L'histoire est très bien racontée et même s'il y a de nombreux personnages le spectateur ne s'y perd pas.
La réalisation est académique mais réserve de nombreux passages oniriques, flamboyants et lyriques qui nous rappellent qu'on a affaire à un très grand metteur en scène : la fête d'ouverture censée sceller la paix entre clans, l'attentat contre le juge Giovanni Falcone, le face-à-face judiciaire de Buscetta avec l'un de ses comparses, un cauchemar de Buscetta, le final qui nous remet en perspective toute cette trajectoire...
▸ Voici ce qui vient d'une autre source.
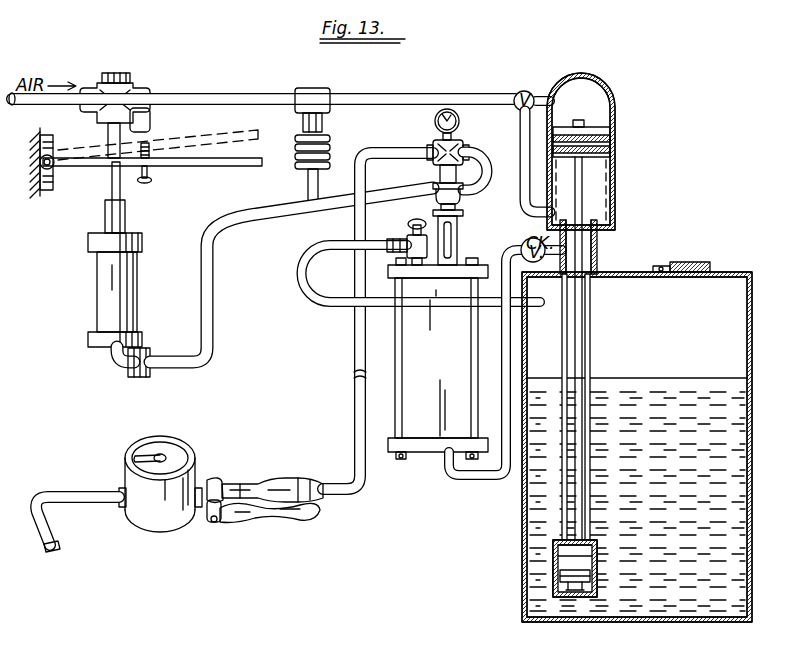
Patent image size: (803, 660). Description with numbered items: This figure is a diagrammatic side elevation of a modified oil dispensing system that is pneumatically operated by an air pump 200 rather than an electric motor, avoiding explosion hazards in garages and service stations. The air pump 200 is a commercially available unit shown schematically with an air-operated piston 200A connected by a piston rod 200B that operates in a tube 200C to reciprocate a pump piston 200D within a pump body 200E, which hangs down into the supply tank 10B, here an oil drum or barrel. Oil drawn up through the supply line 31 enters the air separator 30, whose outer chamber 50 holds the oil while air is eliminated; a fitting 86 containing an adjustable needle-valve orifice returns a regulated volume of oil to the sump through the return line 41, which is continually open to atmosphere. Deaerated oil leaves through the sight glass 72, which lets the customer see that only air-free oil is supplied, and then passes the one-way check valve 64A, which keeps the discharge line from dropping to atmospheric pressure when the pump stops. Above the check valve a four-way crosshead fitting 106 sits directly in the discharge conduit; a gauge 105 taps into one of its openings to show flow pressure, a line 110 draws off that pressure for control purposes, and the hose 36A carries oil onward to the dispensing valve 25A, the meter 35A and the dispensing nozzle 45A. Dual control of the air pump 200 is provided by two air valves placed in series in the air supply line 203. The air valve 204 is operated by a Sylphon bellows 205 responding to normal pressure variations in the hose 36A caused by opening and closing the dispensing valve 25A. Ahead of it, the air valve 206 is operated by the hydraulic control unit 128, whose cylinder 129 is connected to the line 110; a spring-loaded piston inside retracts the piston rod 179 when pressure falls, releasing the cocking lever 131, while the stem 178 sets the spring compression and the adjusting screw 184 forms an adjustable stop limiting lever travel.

The supply tank 10B is at (695, 357).
The dispensing valve 25A is at (232, 487).
The air separator 30 is at (441, 422).
The supply line 31 is at (462, 478).
The meter 35A is at (178, 456).
The hose 36A is at (358, 482).
The return line 41 is at (538, 307).
The dispensing nozzle 45A is at (56, 552).
The outer chamber 50 is at (448, 339).
The one-way check valve 64A is at (466, 200).
The sight glass 72 is at (458, 240).
The fitting 86 is at (406, 242).
The gauge 105 is at (434, 122).
The crosshead fitting 106 is at (462, 150).
The line 110 is at (262, 222).
The hydraulic control unit 128 is at (93, 357).
The cylinder 129 is at (89, 296).
The cocking lever 131 is at (243, 167).
The stem 178 is at (105, 213).
The piston rod 179 is at (124, 188).
The adjusting screw 184 is at (147, 146).
The air pump 200 is at (608, 186).
The air-operated piston 200A is at (596, 136).
The piston rod 200B is at (593, 247).
The tube 200C is at (588, 325).
The pump piston 200D is at (590, 580).
The pump body 200E is at (590, 548).
The air supply pipe 203 is at (222, 94).
The air valve 204 is at (326, 90).
The Sylphon bellows 205 is at (302, 172).
The air valve 206 is at (135, 86).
La bande-son sert parfaitement l'image et, par exemple, l'utilisation du choeur des esclaves du Nabucco de Verdi arrive à point nommé pour donner au film son caractère onirique.
L'interprétation de Pierfrancesco Favino en Tommaso Buscetta est magistrale, toute en nuances. Il sait parfaitement nous faire partager la complexité de son personnage, nous faire entrer au coeur de ses doutes, de ses souffrances (le souvenir de ses 2 fils assassinés), de ses repentirs aussi...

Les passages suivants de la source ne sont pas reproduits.